Alors Ok le film est bien, mais qu’est ce qu’on peut lui reprocher ? Bien pas grand-chose. Le seul bémol pour moi était la fin. A mon humble avis, David Michôd aurait dû enlever seulement 30 secondes de film. Ces dernières secondes montrent en effet le pourquoi du comment, à savoir pourquoi le héros veut récupérer sa voiture. Et pour moi c’est là où le film se plante légèrement. Pourquoi montrer ce qui fait de notre protagoniste principal, un vrai humain ? Il est vrai, on ne pouvait pas laisser notre héros aussi inhumain, mais Animal Kingdom terminait bien, sur, « Et après ? ». Une phrase de Pattinson est très intéressante dans le film. Il explique en effet que parfois, il n’y a pas besoin d’explications aux choses. Et peut-être que là j’en fais trop, et que je cherche des messages partout mais pour moi, ça annonçait la fin. Après, en écrivant cette critique, j’ai découvert quelques variables qui me font nuancer mes propos, mais je reste disposer à croire que cette sorte de quête ne devait pas montrer ces quelques dernières secondes. Je suis conscient que durant le film, des indices sont disposés, mais bon sang, la manière dont est introduit le film ne permet pas ce genre de fin.

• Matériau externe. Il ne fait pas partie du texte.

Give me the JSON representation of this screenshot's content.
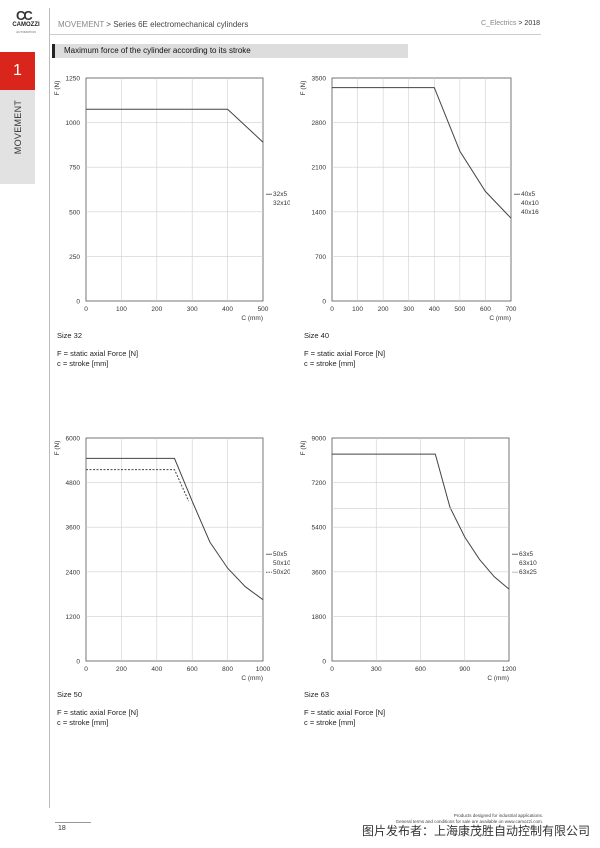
{
  "logo": {
    "mark": "CC",
    "brand": "CAMOZZI",
    "sub": "AUTOMATION"
  },
  "header": {
    "breadcrumb_section": "MOVEMENT",
    "breadcrumb_sep": " > ",
    "breadcrumb_page": "Series 6E electromechanical cylinders",
    "right_label": "C_Electrics",
    "right_sep": " > ",
    "right_year": "2018"
  },
  "sidebar": {
    "number": "1",
    "label": "MOVEMENT"
  },
  "section_title": "Maximum force of the cylinder according to its stroke",
  "captions": {
    "line1": "F = static axial Force [N]",
    "line2": "c = stroke [mm]"
  },
  "footer": {
    "line1": "Products designed for industrial applications.",
    "line2": "General terms and conditions for sale are available on www.camozzi.com.",
    "page": "18",
    "watermark": "图片发布者：上海康茂胜自动控制有限公司"
  },
  "chart_data": [
    {
      "type": "line",
      "size_label": "Size 32",
      "ylabel": "F (N)",
      "xlabel": "C (mm)",
      "xlim": [
        0,
        500
      ],
      "ylim": [
        0,
        1250
      ],
      "xticks": [
        0,
        100,
        200,
        300,
        400,
        500
      ],
      "yticks": [
        0,
        250,
        500,
        750,
        1000,
        1250
      ],
      "legend": [
        "32x5",
        "32x10"
      ],
      "series": [
        {
          "name": "32x5 / 32x10",
          "dash": "",
          "points": [
            [
              0,
              1075
            ],
            [
              400,
              1075
            ],
            [
              500,
              890
            ]
          ]
        }
      ]
    },
    {
      "type": "line",
      "size_label": "Size 40",
      "ylabel": "F (N)",
      "xlabel": "C (mm)",
      "xlim": [
        0,
        700
      ],
      "ylim": [
        0,
        3500
      ],
      "xticks": [
        0,
        100,
        200,
        300,
        400,
        500,
        600,
        700
      ],
      "yticks": [
        0,
        700,
        1400,
        2100,
        2800,
        3500
      ],
      "legend": [
        "40x5",
        "40x10",
        "40x16"
      ],
      "series": [
        {
          "name": "40x5 / 40x10 / 40x16",
          "dash": "",
          "points": [
            [
              0,
              3350
            ],
            [
              400,
              3350
            ],
            [
              500,
              2350
            ],
            [
              600,
              1720
            ],
            [
              700,
              1300
            ]
          ]
        }
      ]
    },
    {
      "type": "line",
      "size_label": "Size 50",
      "ylabel": "F (N)",
      "xlabel": "C (mm)",
      "xlim": [
        0,
        1000
      ],
      "ylim": [
        0,
        6000
      ],
      "xticks": [
        0,
        200,
        400,
        600,
        800,
        1000
      ],
      "yticks": [
        0,
        1200,
        2400,
        3600,
        4800,
        6000
      ],
      "legend": [
        "50x5",
        "50x10",
        "50x20"
      ],
      "series": [
        {
          "name": "50x5 / 50x10",
          "dash": "",
          "points": [
            [
              0,
              5450
            ],
            [
              500,
              5450
            ],
            [
              600,
              4300
            ],
            [
              700,
              3200
            ],
            [
              800,
              2500
            ],
            [
              900,
              2000
            ],
            [
              1000,
              1650
            ]
          ]
        },
        {
          "name": "50x20",
          "dash": "2,1.5",
          "points": [
            [
              0,
              5150
            ],
            [
              500,
              5150
            ],
            [
              580,
              4300
            ]
          ]
        }
      ]
    },
    {
      "type": "line",
      "size_label": "Size 63",
      "ylabel": "F (N)",
      "xlabel": "C (mm)",
      "xlim": [
        0,
        1200
      ],
      "ylim": [
        0,
        9000
      ],
      "xticks": [
        0,
        300,
        600,
        900,
        1200
      ],
      "yticks": [
        0,
        1800,
        3600,
        5400,
        7200,
        9000
      ],
      "legend": [
        "63x5",
        "63x10",
        "63x25"
      ],
      "series": [
        {
          "name": "63x5 / 63x10",
          "dash": "",
          "points": [
            [
              0,
              8350
            ],
            [
              700,
              8350
            ],
            [
              800,
              6200
            ],
            [
              900,
              5000
            ],
            [
              1000,
              4100
            ],
            [
              1100,
              3400
            ],
            [
              1200,
              2900
            ]
          ]
        },
        {
          "name": "63x25",
          "dash": "",
          "gray": true,
          "points": [
            [
              0,
              6150
            ],
            [
              1200,
              6150
            ]
          ]
        }
      ]
    }
  ]
}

Encore une fois tout ceci n’est que mon avis, et je ne suis en aucun cas omniscient.
Alors, faut’il voir The Rover ? Il est certain que ça fait longtemps qu’un film ne m’avait pas mis la boule au ventre comme ça, et c’est plaisant. J’étais en permanence « Oh mon dieu !!! Mais comment ça va finir ??? ». Et finalement la fin est arrivée, ce qui parait en fait assez logique. Donc, je vais vous citer ce qu’il faut, A MON AVIS, retenir :
- Un réalisateur à suivre, qui nous promet des scénarios dignes de ce nom, et des plans sublimes.
- Un casting irréprochable au poil de cul près.
- Et si ce n’est pas pour les acteurs ou pour l’histoire, alors regardez le ne serait-ce que pour les montagnes magnifiques, et le sable chaud et étouffant de l’Australie.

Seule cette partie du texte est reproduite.